Esquiar foi um pouco mais fácil do que eu pensava.
Cair na neve é uma delícia.
Assistir a um belíssimo por do sol, entre brancas montanhas, de bikini dentro da piscina é possível – e eu nunca imaginara.
A pior parte de esquiar é vestir os kilos de roupa, além da bota que mal me deixa andar. E carregar os skis.
Meu joelho resiste bem, com a ajuda de uma super-mega-joelheira biônica.
O único instrutor gato não é meu. E até que, contrariando todas as expectativas, fiquei gatinha em trajes de ski que em nada valorizam as curvas 🙂

O chocolate quente é ruim.
Muito vinho, mas achei que encontraria mais vinhos bons e mais baratos.
Comida boa em alguns restaurantes, muita comida gordurosa e ruinzinha em vários outros.
Chocolaterias a cada esquina. Chocolate bom.
O serviço, de fato, é dos piores que já vi. Mas em viagem, tudo é diversão 🙂

Bariloche é uma graça. O lago Nahuel Huape, enorme, rodeado de montanhas de cume branquinho é lindo. Me lembra Everwood.
Final de tarde no pier é uma delícia. E também deitar na grama e mirar la belisima vista.
O bosque é lindo, deu vontade de fazer as trilhas.

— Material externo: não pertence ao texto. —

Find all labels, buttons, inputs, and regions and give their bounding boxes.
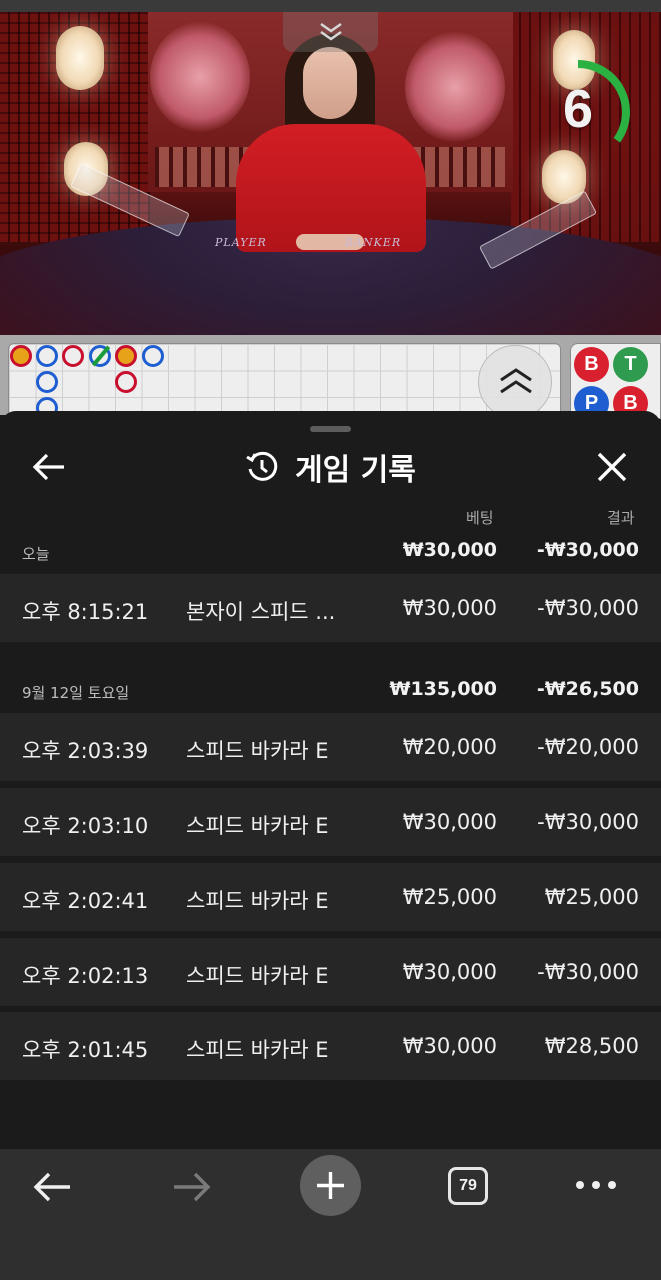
- road-bead: [89, 345, 111, 367]
- predict-banker-button[interactable]: B: [574, 347, 609, 382]
- countdown-number: 6: [562, 79, 594, 139]
- game-history-sheet: 게임 기록 베팅 결과 오늘 ₩30,000 -₩30,000 오후 8:15:…: [0, 411, 661, 1149]
- road-bead: [115, 345, 137, 367]
- chevron-up-icon: [500, 368, 532, 394]
- date-group-header: 오늘 ₩30,000 -₩30,000: [0, 535, 661, 565]
- row-time: 오후 2:03:10: [22, 814, 149, 838]
- browser-back-button[interactable]: [32, 1167, 74, 1211]
- group-total-bet: ₩30,000: [402, 539, 497, 561]
- row-result: -₩30,000: [537, 960, 639, 984]
- row-result: ₩28,500: [544, 1034, 639, 1058]
- table-label-banker: BANKER: [345, 236, 402, 249]
- close-icon: [597, 452, 627, 482]
- table-row[interactable]: 오후 2:02:41 스피드 바카라 E ₩25,000 ₩25,000: [0, 863, 661, 931]
- row-time: 오후 2:02:13: [22, 964, 149, 988]
- status-strip: [0, 0, 661, 12]
- row-time: 오후 2:03:39: [22, 739, 149, 763]
- row-bet: ₩30,000: [402, 596, 497, 620]
- browser-forward-button[interactable]: [170, 1167, 212, 1211]
- live-video[interactable]: PLAYER BANKER 6: [0, 12, 661, 335]
- new-tab-button[interactable]: [300, 1155, 361, 1216]
- row-game: 스피드 바카라 E: [186, 889, 329, 913]
- row-bet: ₩30,000: [402, 1034, 497, 1058]
- road-bead: [36, 345, 58, 367]
- table-row[interactable]: 오후 8:15:21 본자이 스피드 ... ₩30,000 -₩30,000: [0, 574, 661, 642]
- forward-arrow-icon: [174, 1172, 211, 1202]
- road-bead: [115, 371, 137, 393]
- predict-tie-button[interactable]: T: [613, 347, 648, 382]
- group-total-result: -₩26,500: [536, 678, 639, 700]
- group-date: 오늘: [22, 545, 50, 563]
- row-time: 오후 2:01:45: [22, 1038, 149, 1062]
- row-game: 스피드 바카라 E: [186, 814, 329, 838]
- table-row[interactable]: 오후 2:02:13 스피드 바카라 E ₩30,000 -₩30,000: [0, 938, 661, 1006]
- road-bead: [62, 345, 84, 367]
- dealer-body: [236, 124, 426, 252]
- close-button[interactable]: [592, 447, 632, 487]
- road-bead: [10, 345, 32, 367]
- row-bet: ₩30,000: [402, 810, 497, 834]
- column-header-result: 결과: [607, 509, 635, 527]
- plus-icon: [317, 1172, 344, 1199]
- row-result: -₩20,000: [537, 735, 639, 759]
- table-row[interactable]: 오후 2:03:39 스피드 바카라 E ₩20,000 -₩20,000: [0, 713, 661, 781]
- road-bead: [36, 371, 58, 393]
- road-prediction-panel: B T P B: [570, 343, 661, 421]
- collapse-video-button[interactable]: [283, 12, 378, 52]
- tabs-icon[interactable]: 79: [448, 1167, 488, 1205]
- page-title: 게임 기록: [295, 453, 416, 488]
- group-date: 9월 12일 토요일: [22, 684, 130, 702]
- row-time: 오후 8:15:21: [22, 600, 149, 624]
- chevron-down-icon: [320, 22, 342, 41]
- row-result: ₩25,000: [544, 885, 639, 909]
- history-icon: [246, 451, 278, 481]
- row-bet: ₩30,000: [402, 960, 497, 984]
- lantern-decor: [56, 26, 104, 90]
- row-result: -₩30,000: [537, 596, 639, 620]
- row-game: 스피드 바카라 E: [186, 1038, 329, 1062]
- decor-blossom: [150, 22, 250, 132]
- row-bet: ₩20,000: [402, 735, 497, 759]
- dealer-face: [303, 47, 357, 119]
- more-menu-button[interactable]: [574, 1177, 618, 1197]
- decor-blossom: [405, 32, 505, 142]
- row-bet: ₩25,000: [402, 885, 497, 909]
- table-row[interactable]: 오후 2:03:10 스피드 바카라 E ₩30,000 -₩30,000: [0, 788, 661, 856]
- row-game: 스피드 바카라 E: [186, 964, 329, 988]
- back-arrow-icon: [33, 1172, 70, 1202]
- row-time: 오후 2:02:41: [22, 889, 149, 913]
- group-total-result: -₩30,000: [536, 539, 639, 561]
- column-header-bet: 베팅: [466, 509, 494, 527]
- row-game: 본자이 스피드 ...: [186, 600, 336, 624]
- road-bead: [142, 345, 164, 367]
- date-group-header: 9월 12일 토요일 ₩135,000 -₩26,500: [0, 674, 661, 704]
- sheet-header: 게임 기록: [0, 447, 661, 488]
- expand-roadmap-button[interactable]: [478, 345, 552, 419]
- table-label-player: PLAYER: [215, 236, 267, 249]
- row-result: -₩30,000: [537, 810, 639, 834]
- browser-toolbar: 79: [0, 1149, 661, 1280]
- row-game: 스피드 바카라 E: [186, 739, 329, 763]
- sheet-grabber[interactable]: [310, 426, 351, 432]
- roadmap-strip: [0, 335, 661, 419]
- group-total-bet: ₩135,000: [389, 678, 498, 700]
- more-icon: [576, 1181, 616, 1189]
- betting-countdown: 6: [550, 42, 632, 154]
- table-row[interactable]: 오후 2:01:45 스피드 바카라 E ₩30,000 ₩28,500: [0, 1012, 661, 1080]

Mas fica pra outra viagem.
Existe um marzupial de 10cm de altura! Parente do canguru, vive nos bosques de Bariloche. Não vi nenhum, não lembro o nome, mas acredito.
Quase iniciei um movimento de proteção aos São Bernardos por aqui. Como os bichinhos são explorados turisticamente… E sim, são lindos!

Fala-se muito português por aqui.
E em breve, fotos de Deise esquiadora.